The guest suite makeover took more than a month of consistent work. We’re going to decorate it like a boy’s room: the bookshelf holds a collection of boys’ adventure books (1900-1920s) that we found in the attic. We’ll add more children’s books, a model airplane, and who knows what else.
The kitchen: oh, my. It was the biggest house project because we had to start from scratch. The updated 1959 version looked kind of cute at first glance but, in actuality, it was a wreck: rusty metal cabinets, decrepit appliances, metal tiles (that’s right, metal) on the walls, linoleum on the built-up floor, no insulation in the walls. We took it all down. I joked: the guy who installed the 1959 version must have been a bunker builder–he installed walls on top of walls and a second ceiling over the original. It was hell to remove all of that.

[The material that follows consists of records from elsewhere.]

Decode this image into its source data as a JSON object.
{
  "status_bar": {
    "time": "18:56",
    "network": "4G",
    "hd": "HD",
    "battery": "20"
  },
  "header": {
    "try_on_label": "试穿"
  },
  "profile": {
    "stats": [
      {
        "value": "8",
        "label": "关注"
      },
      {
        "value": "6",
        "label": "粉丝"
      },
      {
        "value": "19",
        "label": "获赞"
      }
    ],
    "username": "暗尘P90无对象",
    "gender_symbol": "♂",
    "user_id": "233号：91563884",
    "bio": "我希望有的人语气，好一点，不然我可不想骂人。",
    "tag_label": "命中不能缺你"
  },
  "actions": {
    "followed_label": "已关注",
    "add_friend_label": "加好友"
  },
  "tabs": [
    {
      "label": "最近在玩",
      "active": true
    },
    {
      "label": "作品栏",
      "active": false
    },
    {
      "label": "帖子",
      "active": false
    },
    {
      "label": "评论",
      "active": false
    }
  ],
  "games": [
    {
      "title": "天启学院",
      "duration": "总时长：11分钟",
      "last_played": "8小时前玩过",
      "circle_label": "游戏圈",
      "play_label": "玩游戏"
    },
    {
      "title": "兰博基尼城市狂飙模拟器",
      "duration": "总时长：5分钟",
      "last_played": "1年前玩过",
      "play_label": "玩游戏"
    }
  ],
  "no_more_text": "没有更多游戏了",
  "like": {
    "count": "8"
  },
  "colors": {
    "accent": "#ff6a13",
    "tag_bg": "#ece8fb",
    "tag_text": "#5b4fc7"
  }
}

Jill has taught me to be bold when renovating. Unless there’s a truly historic feature you ought to preserve, there’s no reason to observe the original layout of any room. In this case, we removed the huge original radiator and put a smaller one in a different location. Then I took out the back door and made thsy opening into a window so that we’d have room for our big, six-burner range. I replaced the 1959 sink window with something that looked older and I installed it higher to accommodate our farm sink.
The cabinets were most problematic. I custom-built a set, using some cool windows we’d found at salvage. But the cabinets extended too far down the wall, obscuring the counter space. So I had to tear them out and try again. Eventually, we found an old set of solid wood cabinets, almost a Shaker style (very simple) at a salvage warehouse. Then, with a friend’s help, I boxed them up to the ceiling with crown molding. I had a couple of metal fabricators salvage the old stainless steel counter and build a couple of new ones. I cut some salvaged marble for the other counters; then, with vintage subway tile, I created a backsplash that runs around the entire room.

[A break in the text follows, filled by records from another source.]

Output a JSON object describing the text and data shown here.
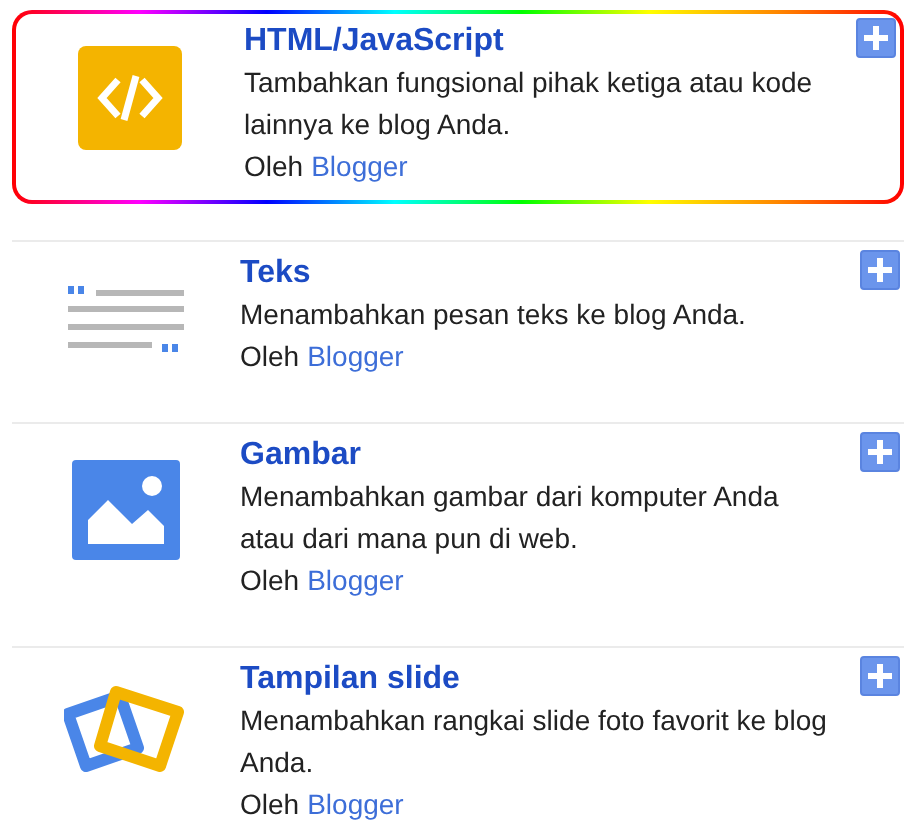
{
  "gadgets": [
    {
      "kind": "code",
      "title": "HTML/JavaScript",
      "description": "Tambahkan fungsional pihak ketiga atau kode lainnya ke blog Anda.",
      "by": "Oleh",
      "author": "Blogger",
      "selected": true
    },
    {
      "kind": "text",
      "title": "Teks",
      "description": "Menambahkan pesan teks ke blog Anda.",
      "by": "Oleh",
      "author": "Blogger",
      "selected": false
    },
    {
      "kind": "image",
      "title": "Gambar",
      "description": "Menambahkan gambar dari komputer Anda atau dari mana pun di web.",
      "by": "Oleh",
      "author": "Blogger",
      "selected": false
    },
    {
      "kind": "slides",
      "title": "Tampilan slide",
      "description": "Menambahkan rangkai slide foto favorit ke blog Anda.",
      "by": "Oleh",
      "author": "Blogger",
      "selected": false
    }
  ]
}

The final effect is that, with the exception of the new appliances, the kitchen looks original to the house, circa 1920. You’ll notice I’ve mentioned “salvage” a lot: virtually everything in the kitchen is old stuff we’ve bought at auctions, flea markets, and salvage warehouses.
Had I to do it again, I would have put down a new wood floor. But deadlines and other exigencies forced us to get the kitchen up and running sooner rather than later. That’s the theme we must live with: nothing is perfect.